Other Boston speakers who addressed the MOU during the comment period included Jessica Tang, head of the Boston Teachers Union, and Evelyn Reyes, the student representative on the city's school committee.
The MOU gave the state and the district 60 days to "collaboratively address outstanding details." Education Commissioner Jeff Riley said during the meeting that he and Superintendent Cassellius had already agreed to push that provision back until later in the year, and had notified the teachers union of that postponement.
He described the MOU as a "supportive model" and said it was "never scheduled to go into effect until the fall."
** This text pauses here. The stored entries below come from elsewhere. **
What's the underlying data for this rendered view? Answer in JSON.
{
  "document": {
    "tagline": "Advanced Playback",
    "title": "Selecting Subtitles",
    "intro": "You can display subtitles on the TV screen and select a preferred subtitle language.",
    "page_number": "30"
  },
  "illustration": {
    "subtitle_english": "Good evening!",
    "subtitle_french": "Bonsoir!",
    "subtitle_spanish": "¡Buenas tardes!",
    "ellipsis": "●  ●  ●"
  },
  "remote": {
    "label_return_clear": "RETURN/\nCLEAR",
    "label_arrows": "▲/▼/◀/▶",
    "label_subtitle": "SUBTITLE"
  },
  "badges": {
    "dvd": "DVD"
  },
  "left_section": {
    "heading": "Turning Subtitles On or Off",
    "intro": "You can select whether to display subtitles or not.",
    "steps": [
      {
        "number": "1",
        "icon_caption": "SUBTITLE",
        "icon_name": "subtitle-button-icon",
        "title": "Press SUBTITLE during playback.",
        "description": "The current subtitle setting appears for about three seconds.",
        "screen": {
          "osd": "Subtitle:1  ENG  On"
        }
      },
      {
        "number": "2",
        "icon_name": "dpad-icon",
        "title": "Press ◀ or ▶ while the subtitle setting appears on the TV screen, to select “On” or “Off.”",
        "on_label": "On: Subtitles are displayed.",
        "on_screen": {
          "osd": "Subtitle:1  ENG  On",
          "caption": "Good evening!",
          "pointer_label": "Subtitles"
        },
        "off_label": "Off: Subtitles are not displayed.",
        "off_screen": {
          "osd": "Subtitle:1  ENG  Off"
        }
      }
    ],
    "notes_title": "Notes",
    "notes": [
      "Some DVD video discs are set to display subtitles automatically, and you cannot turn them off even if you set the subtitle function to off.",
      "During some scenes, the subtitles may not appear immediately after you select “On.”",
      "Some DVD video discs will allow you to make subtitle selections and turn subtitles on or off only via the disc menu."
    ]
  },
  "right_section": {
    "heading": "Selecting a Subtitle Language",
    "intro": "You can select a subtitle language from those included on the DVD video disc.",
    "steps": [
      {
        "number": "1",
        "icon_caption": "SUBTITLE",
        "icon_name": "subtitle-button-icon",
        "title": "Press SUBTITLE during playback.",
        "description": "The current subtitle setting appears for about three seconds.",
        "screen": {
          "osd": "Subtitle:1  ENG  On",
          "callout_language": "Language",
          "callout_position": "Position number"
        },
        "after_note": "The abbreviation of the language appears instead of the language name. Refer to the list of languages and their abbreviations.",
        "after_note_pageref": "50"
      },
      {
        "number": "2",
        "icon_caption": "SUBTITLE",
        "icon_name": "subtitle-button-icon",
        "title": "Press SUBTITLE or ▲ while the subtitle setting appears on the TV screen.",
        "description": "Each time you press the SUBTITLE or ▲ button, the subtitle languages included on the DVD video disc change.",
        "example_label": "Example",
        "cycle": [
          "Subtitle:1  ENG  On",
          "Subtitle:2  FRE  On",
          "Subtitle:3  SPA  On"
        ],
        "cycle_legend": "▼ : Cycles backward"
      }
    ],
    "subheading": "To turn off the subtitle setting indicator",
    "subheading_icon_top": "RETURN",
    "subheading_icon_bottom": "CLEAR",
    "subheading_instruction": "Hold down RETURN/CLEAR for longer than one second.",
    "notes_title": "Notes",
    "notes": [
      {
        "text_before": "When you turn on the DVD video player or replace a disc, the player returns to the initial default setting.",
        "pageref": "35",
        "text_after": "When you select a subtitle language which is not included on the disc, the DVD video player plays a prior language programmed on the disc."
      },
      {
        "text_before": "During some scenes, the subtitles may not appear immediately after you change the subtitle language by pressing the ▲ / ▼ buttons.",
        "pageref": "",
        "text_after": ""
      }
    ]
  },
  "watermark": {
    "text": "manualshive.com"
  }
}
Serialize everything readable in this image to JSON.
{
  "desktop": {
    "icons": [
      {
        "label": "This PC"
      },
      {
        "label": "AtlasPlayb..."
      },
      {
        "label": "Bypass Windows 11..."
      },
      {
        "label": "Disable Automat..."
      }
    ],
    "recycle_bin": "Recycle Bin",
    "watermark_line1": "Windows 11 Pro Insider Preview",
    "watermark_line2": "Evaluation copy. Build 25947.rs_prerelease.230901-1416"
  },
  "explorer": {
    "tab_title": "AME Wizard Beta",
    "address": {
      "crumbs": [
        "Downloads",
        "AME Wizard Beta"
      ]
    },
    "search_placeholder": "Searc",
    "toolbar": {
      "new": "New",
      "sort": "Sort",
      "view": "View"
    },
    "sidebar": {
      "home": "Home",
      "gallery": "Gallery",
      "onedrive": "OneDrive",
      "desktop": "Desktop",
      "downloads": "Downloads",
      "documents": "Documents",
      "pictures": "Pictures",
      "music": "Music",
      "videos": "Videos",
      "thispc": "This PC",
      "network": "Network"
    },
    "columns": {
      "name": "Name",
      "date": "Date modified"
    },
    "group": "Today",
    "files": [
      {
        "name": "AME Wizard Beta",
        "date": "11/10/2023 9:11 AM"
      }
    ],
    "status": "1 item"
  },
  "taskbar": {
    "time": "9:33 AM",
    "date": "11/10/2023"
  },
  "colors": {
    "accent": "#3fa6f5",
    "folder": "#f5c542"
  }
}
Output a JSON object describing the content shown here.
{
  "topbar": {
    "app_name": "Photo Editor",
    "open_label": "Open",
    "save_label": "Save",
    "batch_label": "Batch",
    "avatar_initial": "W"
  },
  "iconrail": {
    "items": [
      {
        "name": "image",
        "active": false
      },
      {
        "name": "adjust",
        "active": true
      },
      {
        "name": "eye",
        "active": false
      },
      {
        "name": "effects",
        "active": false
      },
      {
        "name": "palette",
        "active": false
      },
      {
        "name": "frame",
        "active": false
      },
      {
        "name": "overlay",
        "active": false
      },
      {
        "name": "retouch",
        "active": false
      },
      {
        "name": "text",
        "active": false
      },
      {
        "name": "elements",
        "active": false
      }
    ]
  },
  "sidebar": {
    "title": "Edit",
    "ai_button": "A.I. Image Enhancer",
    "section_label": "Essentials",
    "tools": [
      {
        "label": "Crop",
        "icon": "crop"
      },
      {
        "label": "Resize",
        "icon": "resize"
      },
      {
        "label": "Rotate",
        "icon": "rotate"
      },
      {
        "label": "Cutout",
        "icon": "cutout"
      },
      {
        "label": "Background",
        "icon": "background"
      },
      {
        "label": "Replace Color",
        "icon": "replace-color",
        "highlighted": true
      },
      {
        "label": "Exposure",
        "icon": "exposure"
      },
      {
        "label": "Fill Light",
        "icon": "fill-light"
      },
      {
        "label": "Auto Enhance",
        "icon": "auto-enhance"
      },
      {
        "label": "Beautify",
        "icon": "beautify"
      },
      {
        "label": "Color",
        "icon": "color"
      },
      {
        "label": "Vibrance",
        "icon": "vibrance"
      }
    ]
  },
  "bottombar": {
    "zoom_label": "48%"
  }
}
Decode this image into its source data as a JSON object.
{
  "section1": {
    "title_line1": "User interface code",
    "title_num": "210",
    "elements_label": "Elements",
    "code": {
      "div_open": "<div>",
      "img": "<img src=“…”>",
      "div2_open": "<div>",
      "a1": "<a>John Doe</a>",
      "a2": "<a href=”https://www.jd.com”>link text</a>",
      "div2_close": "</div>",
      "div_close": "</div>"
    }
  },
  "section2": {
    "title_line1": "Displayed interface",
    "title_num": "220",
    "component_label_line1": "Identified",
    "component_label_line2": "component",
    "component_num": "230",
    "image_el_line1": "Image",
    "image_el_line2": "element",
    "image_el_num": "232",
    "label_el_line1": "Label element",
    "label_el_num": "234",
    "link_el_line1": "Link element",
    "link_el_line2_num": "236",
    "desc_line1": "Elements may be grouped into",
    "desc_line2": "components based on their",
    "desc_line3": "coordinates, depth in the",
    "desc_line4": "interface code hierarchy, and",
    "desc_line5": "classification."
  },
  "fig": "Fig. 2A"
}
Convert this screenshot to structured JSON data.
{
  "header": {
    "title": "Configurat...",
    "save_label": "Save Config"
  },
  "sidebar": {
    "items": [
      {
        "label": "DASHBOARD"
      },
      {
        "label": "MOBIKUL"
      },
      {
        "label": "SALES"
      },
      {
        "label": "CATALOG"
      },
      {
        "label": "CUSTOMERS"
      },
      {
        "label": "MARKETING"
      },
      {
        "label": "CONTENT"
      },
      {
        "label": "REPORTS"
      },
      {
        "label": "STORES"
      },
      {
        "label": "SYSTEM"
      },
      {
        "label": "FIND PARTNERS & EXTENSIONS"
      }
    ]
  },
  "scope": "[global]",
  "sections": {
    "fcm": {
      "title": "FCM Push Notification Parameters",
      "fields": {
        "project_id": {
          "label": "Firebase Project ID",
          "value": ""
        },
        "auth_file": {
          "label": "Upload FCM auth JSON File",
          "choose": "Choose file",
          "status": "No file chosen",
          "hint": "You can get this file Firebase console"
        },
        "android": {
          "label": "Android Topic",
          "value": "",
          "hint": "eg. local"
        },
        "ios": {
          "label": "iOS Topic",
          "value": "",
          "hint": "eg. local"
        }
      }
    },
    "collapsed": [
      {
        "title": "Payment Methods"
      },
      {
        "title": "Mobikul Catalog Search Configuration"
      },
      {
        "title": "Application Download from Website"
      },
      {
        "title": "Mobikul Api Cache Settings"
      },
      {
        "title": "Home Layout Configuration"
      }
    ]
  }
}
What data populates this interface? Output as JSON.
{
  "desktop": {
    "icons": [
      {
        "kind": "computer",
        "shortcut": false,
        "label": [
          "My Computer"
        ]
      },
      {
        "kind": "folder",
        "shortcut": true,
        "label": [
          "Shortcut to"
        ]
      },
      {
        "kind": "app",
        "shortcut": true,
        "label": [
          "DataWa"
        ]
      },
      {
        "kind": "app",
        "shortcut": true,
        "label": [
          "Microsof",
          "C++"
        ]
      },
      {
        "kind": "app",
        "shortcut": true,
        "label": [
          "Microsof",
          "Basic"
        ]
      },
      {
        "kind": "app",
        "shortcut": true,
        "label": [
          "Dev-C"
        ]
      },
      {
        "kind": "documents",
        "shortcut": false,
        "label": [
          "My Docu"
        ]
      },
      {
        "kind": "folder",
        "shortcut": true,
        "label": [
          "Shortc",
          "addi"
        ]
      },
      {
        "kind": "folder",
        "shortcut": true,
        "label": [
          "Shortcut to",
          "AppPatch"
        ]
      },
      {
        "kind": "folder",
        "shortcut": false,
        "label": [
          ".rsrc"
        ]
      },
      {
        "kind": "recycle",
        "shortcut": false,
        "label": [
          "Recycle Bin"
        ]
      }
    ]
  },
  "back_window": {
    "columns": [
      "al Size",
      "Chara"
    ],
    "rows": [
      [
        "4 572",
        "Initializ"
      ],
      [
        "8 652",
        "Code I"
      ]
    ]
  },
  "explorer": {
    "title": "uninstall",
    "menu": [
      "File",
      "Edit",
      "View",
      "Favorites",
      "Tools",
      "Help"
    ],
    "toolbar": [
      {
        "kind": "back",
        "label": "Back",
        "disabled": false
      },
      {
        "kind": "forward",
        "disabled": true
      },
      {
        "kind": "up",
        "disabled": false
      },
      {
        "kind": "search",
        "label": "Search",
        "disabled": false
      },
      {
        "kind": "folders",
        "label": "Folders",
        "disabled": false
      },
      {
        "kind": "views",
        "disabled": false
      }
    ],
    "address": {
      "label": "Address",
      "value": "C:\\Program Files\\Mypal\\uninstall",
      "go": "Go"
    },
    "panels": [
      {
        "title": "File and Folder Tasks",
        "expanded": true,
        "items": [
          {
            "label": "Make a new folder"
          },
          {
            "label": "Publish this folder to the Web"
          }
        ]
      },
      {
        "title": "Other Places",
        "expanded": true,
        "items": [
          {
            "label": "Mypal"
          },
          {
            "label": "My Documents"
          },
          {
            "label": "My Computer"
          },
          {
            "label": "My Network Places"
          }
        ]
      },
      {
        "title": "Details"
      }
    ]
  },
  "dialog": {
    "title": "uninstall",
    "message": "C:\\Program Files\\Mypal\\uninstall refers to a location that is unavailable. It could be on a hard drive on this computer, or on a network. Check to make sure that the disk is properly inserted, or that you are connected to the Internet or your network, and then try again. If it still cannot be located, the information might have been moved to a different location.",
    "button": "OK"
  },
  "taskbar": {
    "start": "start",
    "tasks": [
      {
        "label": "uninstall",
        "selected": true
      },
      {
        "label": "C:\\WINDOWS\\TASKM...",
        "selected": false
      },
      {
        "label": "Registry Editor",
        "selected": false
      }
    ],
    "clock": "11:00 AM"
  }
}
"I would just remind people of a few things -- first and foremost, the MOU, if people read it, [they] will realize that this is not receivership, this it not a zone," he said. "What this is is, there are specific targets in the next three years that we're asking BPS to hit, one of which is about improving those 33 lowest performing schools, where the mayor has generously agreed to give $100 million to support Dr. Cassellius in her work to improve those."
Riley said the agreement also includes "simple things like improving bathrooms" and will hopefully allow the state to provide additional financial support to the district.
"Boston is currently one of the wealthiest per-pupil spending districts in the state, but we think that because of some specific needs that our students have in Boston that we will be able to get additional dollars to them," he said.